Can we get a moment of silence in the rap community for Dr. West?

And can we make it last for the next hundred years or so?

(Yeah, yeah, I know -- I'm going to hell. Feel free to direct your complaints here.)

"Quote of the Week (Multiple Choice Edition)" (Originally Published, 11.13.08)

"I realize that my place and position in history is that I will go down as the voice of this generation, of this decade... It's me settling into that position of just really accepting that it's one thing to say you want to do it and it's another thing to really end up being like Michael Jordan."

Who said this?

A) Kanye West

B) Kanye West

C) Kanye West

Answer: "You damn sure better know who I'm talkin' 'bout! I spent 200-million dollars puttin' this quote together. Pamela Anderson was ridin' me while I was sayin' it. I jumped the Grand Canyon durin' this interview, got-dammit!"

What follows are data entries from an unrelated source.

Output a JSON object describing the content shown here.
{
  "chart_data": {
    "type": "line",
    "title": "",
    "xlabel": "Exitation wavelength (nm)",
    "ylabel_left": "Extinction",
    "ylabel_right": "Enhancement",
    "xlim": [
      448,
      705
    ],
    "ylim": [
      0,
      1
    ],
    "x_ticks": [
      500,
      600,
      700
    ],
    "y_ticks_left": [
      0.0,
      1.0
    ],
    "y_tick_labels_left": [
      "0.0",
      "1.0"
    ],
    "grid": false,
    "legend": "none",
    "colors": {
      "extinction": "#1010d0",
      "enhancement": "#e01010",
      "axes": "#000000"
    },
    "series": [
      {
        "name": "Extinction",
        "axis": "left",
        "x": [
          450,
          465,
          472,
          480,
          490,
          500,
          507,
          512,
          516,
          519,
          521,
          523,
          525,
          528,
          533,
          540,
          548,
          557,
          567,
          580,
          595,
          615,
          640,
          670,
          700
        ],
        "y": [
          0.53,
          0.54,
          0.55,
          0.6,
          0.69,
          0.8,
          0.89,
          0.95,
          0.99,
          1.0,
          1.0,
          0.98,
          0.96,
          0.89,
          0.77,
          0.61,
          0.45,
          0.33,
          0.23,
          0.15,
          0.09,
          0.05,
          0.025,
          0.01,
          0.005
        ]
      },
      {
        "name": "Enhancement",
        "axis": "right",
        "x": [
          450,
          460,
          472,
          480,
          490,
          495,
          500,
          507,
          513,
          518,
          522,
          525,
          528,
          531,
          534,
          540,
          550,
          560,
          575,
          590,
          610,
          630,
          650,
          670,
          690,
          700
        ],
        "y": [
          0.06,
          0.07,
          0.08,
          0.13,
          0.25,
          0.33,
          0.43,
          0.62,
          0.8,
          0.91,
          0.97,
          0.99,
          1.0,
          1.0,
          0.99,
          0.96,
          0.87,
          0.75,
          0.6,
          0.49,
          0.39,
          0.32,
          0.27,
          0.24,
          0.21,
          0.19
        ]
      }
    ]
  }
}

From "That Stupid Year: The Ten Most Ridiculous, Shameful or Generally Unfortunate People and Events of 2008" (Originally Published, 1.5.09)

3. Kanye West

Title: Voice of a Generation (Just Ask Him), Auto-Tune Afficionado, Little Boy Who Just Wants To Be Loved, Douchebag

Big Pharm Recommended Treatment: Zoloft, Stick One Ball of Cotton in Each Ear

The Facts:
Let's just say it: Kanye West isn't nearly as talented, important, or distinguished as he thinks he is. He couldn't be. It's simply impossible to be a carbon-based life form and have achieved the kind of preeminence Kanye insists he has. If he were even half the omnipotent cultural juggernaut he believes himself to be, he would've shed his physical form and morphed into a phantasmal ball of pure energy years ago. For the most part, 2008 didn't really bring anything new from Kanye that we hadn't already come to expect: There were the usual boasts about possibly being the most influential human being since Christ; the inescapable guest appearances on the records of lesser musicians (the year's nadir being his irritating cameo on the already irritating-as-hell American Boy); and of course the petulant whining about how no one shows him the adequate level of respect and everyone is out to get him because he's black. But toward the end of the year, we were treated to a new, yet not even slightly unexpected, side of Kanye: that of the self-loathing mega-star. Certainly, the death of his mother took an emotional toll on him. But the supposed result of it and a few other recent personal catastrophes -- his latest release, 808s and Heartbreak -- plays exactly the way you'd figure an "introspective" album from Kanye West would. Even at its quietest and ostensibly least obtrusive, the whole thing exudes its creator's legendarily gargantuan ego. Kanye can do self-pity; God knows we've heard it from him before. But after being asked to tolerate his narcissistic swagger for so long, it's just not very easy to feel sorry for him. And 808s, with it's ironically bombastic sadness, makes Kanye seem all the more like the kid who, even at his lowest suicide-threatening point, is just looking for attention.

Mitigating Factor: You know what almost did make me feel sorry for Kanye? His performance on Saturday Night Live a couple of weeks back -- when his Auto-Tune malfunctioned and he was left standing there onstage, looking and sounding like a really lousy karaoke act.

"By This Time Next Year, He'll Be..." Complaining about (fill in the blank).